乡下人产国偷v产偷v自拍,国产午夜片在线观看,婷婷成人亚洲综合国产麻豆,久久综合给合久久狠狠狠9

  • <output id="e9wm2"></output>
    <s id="e9wm2"><nobr id="e9wm2"><ins id="e9wm2"></ins></nobr></s>

    • 分享

      python爬蟲獲取hsk動態(tài)作文語料庫語料

       岳士君 2015-12-15

      # 將程序、keyword文件放在桌面,執(zhí)行程序。

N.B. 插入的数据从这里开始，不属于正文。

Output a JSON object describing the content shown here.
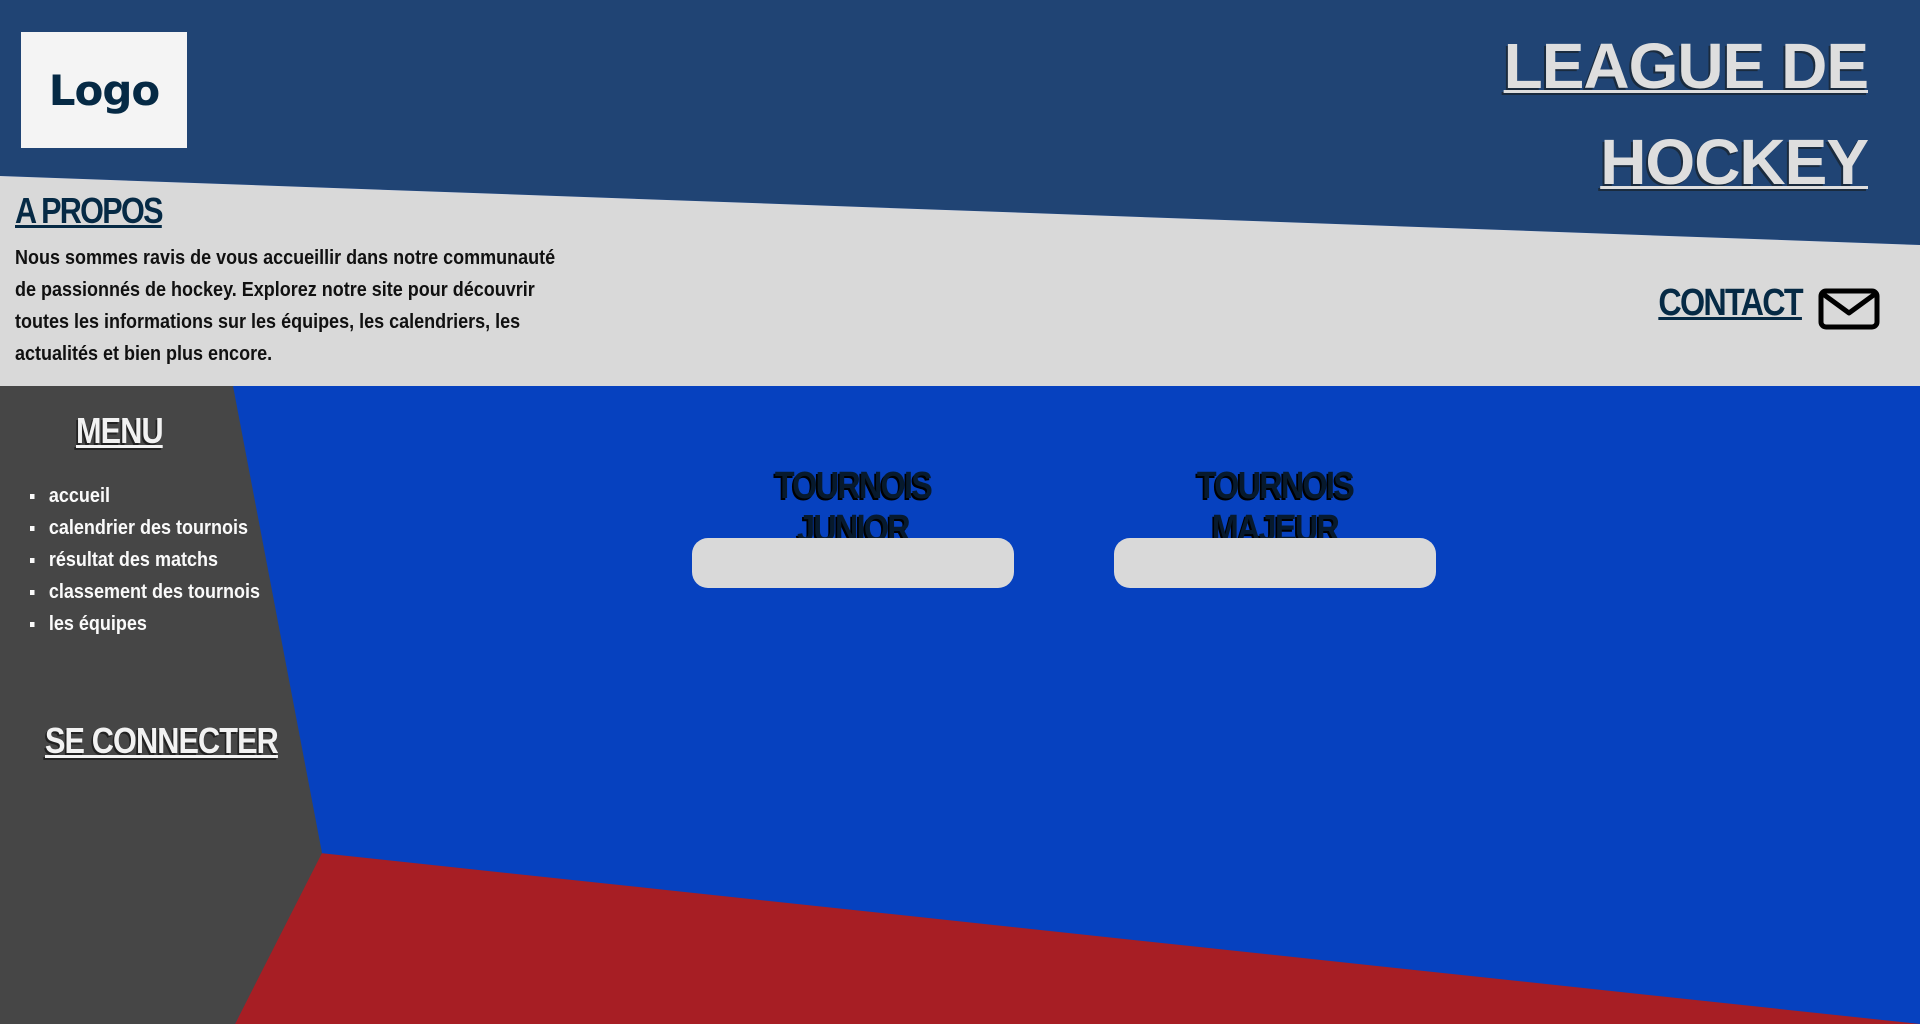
{
  "colors": {
    "header_bg": "#204474",
    "about_band": "#d9d9d9",
    "sidebar": "#464646",
    "main_bg": "#0641bf",
    "footer_red": "#a71e24",
    "accent_dark": "#062a45"
  },
  "header": {
    "logo_label": "Logo",
    "title_line1": "LEAGUE DE",
    "title_line2": "HOCKEY"
  },
  "about": {
    "title": "A PROPOS",
    "text": "Nous sommes ravis de vous accueillir dans notre communauté de passionnés de hockey.  Explorez notre site pour découvrir toutes les informations sur les équipes, les calendriers, les actualités et bien plus encore."
  },
  "contact": {
    "label": "CONTACT",
    "icon": "mail-icon"
  },
  "sidebar": {
    "menu_title": "MENU",
    "items": [
      {
        "label": "accueil"
      },
      {
        "label": "calendrier des tournois"
      },
      {
        "label": "résultat des matchs"
      },
      {
        "label": "classement des tournois"
      },
      {
        "label": "les équipes"
      }
    ],
    "login_label": "SE CONNECTER"
  },
  "main": {
    "tournaments": [
      {
        "title": "TOURNOIS JUNIOR"
      },
      {
        "title": "TOURNOIS MAJEUR"
      }
    ]
  }
}
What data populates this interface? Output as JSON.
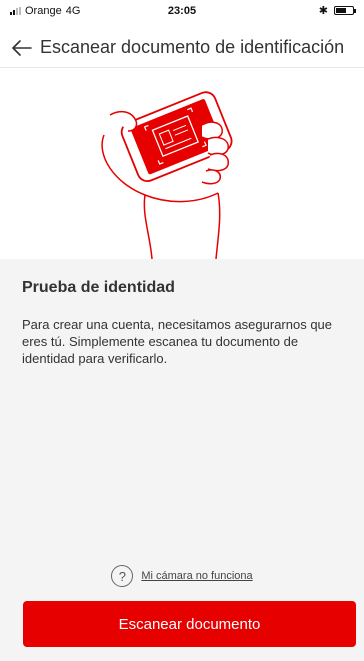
{
  "status_bar": {
    "carrier": "Orange",
    "network": "4G",
    "time": "23:05",
    "bluetooth_glyph": "✱",
    "battery_level": 0.55
  },
  "header": {
    "title": "Escanear documento de identificación",
    "back_icon": "arrow-left-icon"
  },
  "illustration": {
    "accent": "#e60000",
    "icon": "hand-holding-phone-id-icon"
  },
  "content": {
    "heading": "Prueba de identidad",
    "description": "Para crear una cuenta, necesitamos asegurarnos que eres tú. Simplemente escanea tu documento de identidad para verificarlo."
  },
  "help": {
    "icon_glyph": "?",
    "link_label": "Mi cámara no funciona"
  },
  "actions": {
    "scan_label": "Escanear documento"
  },
  "colors": {
    "brand_red": "#e60000",
    "panel_bg": "#f4f4f4"
  }
}
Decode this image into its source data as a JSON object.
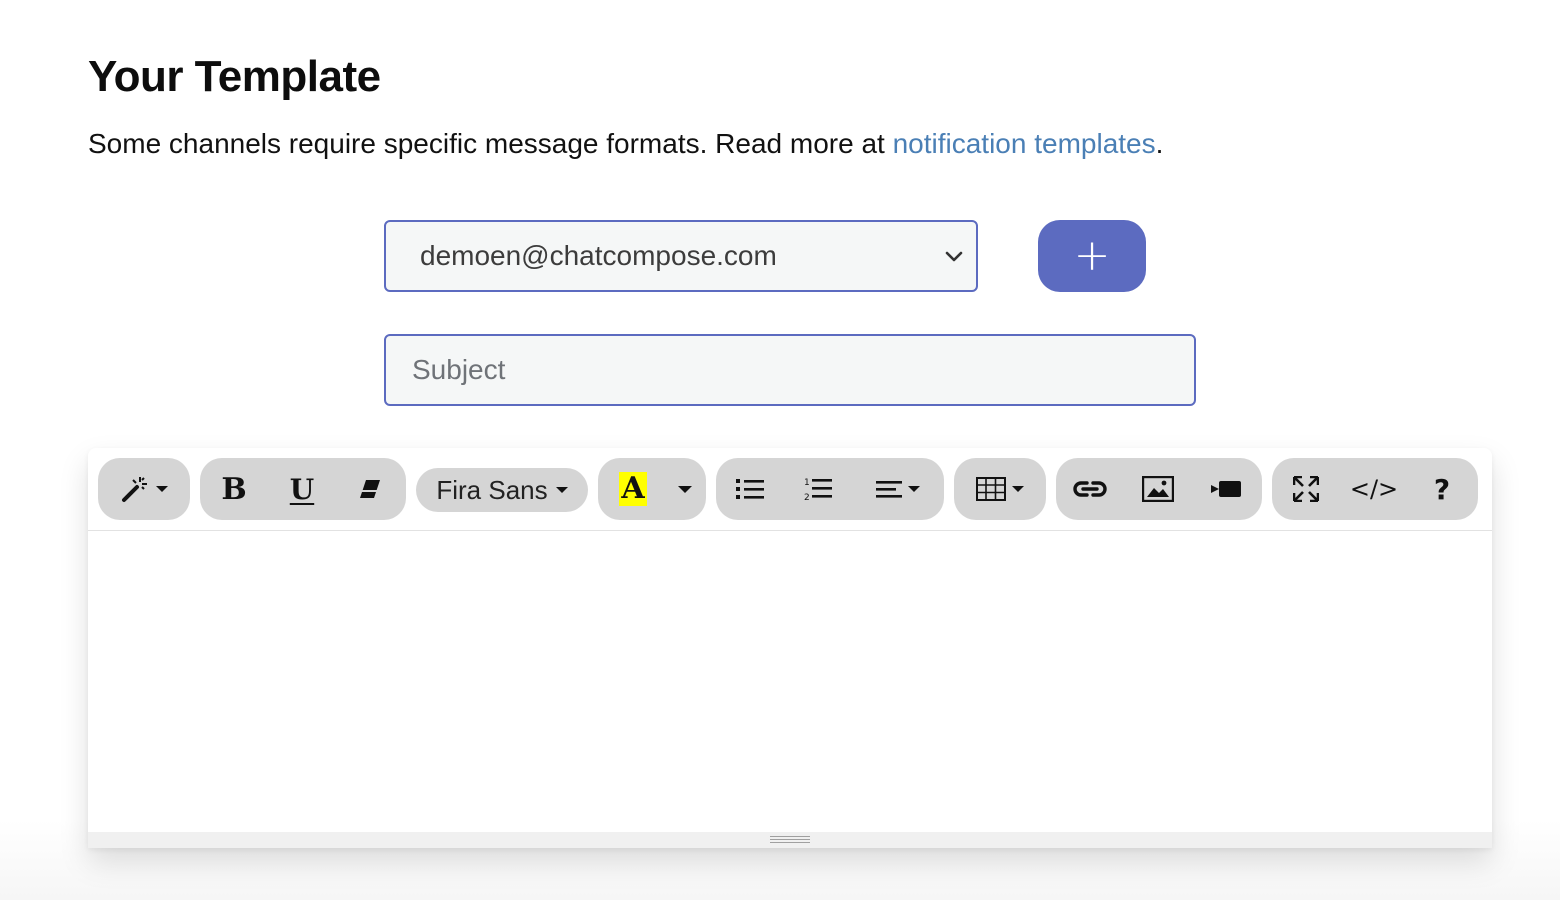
{
  "page": {
    "title": "Your Template",
    "description_prefix": "Some channels require specific message formats. Read more at ",
    "description_link": "notification templates",
    "description_suffix": "."
  },
  "sender_select": {
    "value": "demoen@chatcompose.com"
  },
  "add_button": {
    "label": "+"
  },
  "subject_input": {
    "placeholder": "Subject",
    "value": ""
  },
  "toolbar": {
    "groups": [
      {
        "name": "style",
        "buttons": [
          {
            "icon": "magic-wand-icon",
            "dropdown": true
          }
        ]
      },
      {
        "name": "font",
        "buttons": [
          {
            "icon": "bold-icon",
            "label": "B"
          },
          {
            "icon": "underline-icon",
            "label": "U"
          },
          {
            "icon": "eraser-icon"
          }
        ]
      },
      {
        "name": "fontname",
        "buttons": [
          {
            "label": "Fira Sans",
            "dropdown": true
          }
        ]
      },
      {
        "name": "color",
        "buttons": [
          {
            "icon": "text-color-icon",
            "label": "A"
          },
          {
            "icon": "chevron-down-icon",
            "dropdown": true
          }
        ]
      },
      {
        "name": "paragraph",
        "buttons": [
          {
            "icon": "unordered-list-icon"
          },
          {
            "icon": "ordered-list-icon"
          },
          {
            "icon": "align-icon",
            "dropdown": true
          }
        ]
      },
      {
        "name": "table",
        "buttons": [
          {
            "icon": "table-icon",
            "dropdown": true
          }
        ]
      },
      {
        "name": "insert",
        "buttons": [
          {
            "icon": "link-icon"
          },
          {
            "icon": "image-icon"
          },
          {
            "icon": "video-icon"
          }
        ]
      },
      {
        "name": "view",
        "buttons": [
          {
            "icon": "fullscreen-icon"
          },
          {
            "icon": "code-view-icon",
            "label": "</>"
          },
          {
            "icon": "help-icon",
            "label": "?"
          }
        ]
      }
    ],
    "bold_label": "B",
    "underline_label": "U",
    "font_name": "Fira Sans",
    "text_color_label": "A",
    "code_label": "</>",
    "help_label": "?"
  },
  "colors": {
    "accent": "#5c6bc0",
    "link": "#4a7fb5",
    "highlight": "#ffff00",
    "toolbar_group_bg": "#d5d5d5",
    "input_bg": "#f5f7f7"
  }
}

注意:keyword文本文件需每詞一行。

      import requests
      import bs4
      import re

      base_url = 'http://202.112.195.192:8060/hsk/'

      # 獲得關(guān)鍵詞的html頁面-第一頁
      def get_page(keyword, page_num=None):
          headers = {'User-Agent':'Mozilla/5.0 (Windows NT 6.1; WOW64) AppleWebKit/537.36 (KHTML, like Gecko) Chrome/47.0.2526.73 Safari/537.36',}
          cookies = dict(ASPSESSIONIDSQASCRST='JKENNPPCMNBHKOGDCCLIIHPA', zwyl='rights=2&utime=2015%2F12%2F14+9%3A12%3A21&username=rebellion51')
          params = dict(keyword=keyword.encode('gb2312'),  kind='ci', radiobutton='all', page=page_num)
          response = requests.get(base_url+'googlecom.asp', headers=headers, cookies=cookies, params=params)
          html = response.content.decode('gbk')
          soup = bs4.BeautifulSoup(html, 'html.parser')
          return soup

      # 解析關(guān)鍵詞所在的第一頁,獲得總頁數(shù)
      def get_total_page_num(soup):
          total_page_num = re.findall(r'共\s*(\d+)\s*頁', soup.find('div', id='Layer1').find('div').text.strip())
          return int(total_page_num[0])

      # 解析html,獲得句子
      def get_sentences(html):
              tds = html.find('div', id='Layer1').find('table').find_all('td')[1::2]
              sentences = [td.text.replace('原始語料', '').strip() for td in tds]
              return sentences

      # 將每個關(guān)鍵詞出現(xiàn)的所有句子保存到文件
      def save_sentences(html, keyword):
          with open(keyword+'.txt', 'at') as f:
              for i in html:
                  f.write(i+'\n')

      # 從keyword文件中獲得關(guān)鍵詞列表
      with open('keyword.txt', 'rt') as f:
          keywords = f.readlines()
          keywords = [key.strip() for key in keywords]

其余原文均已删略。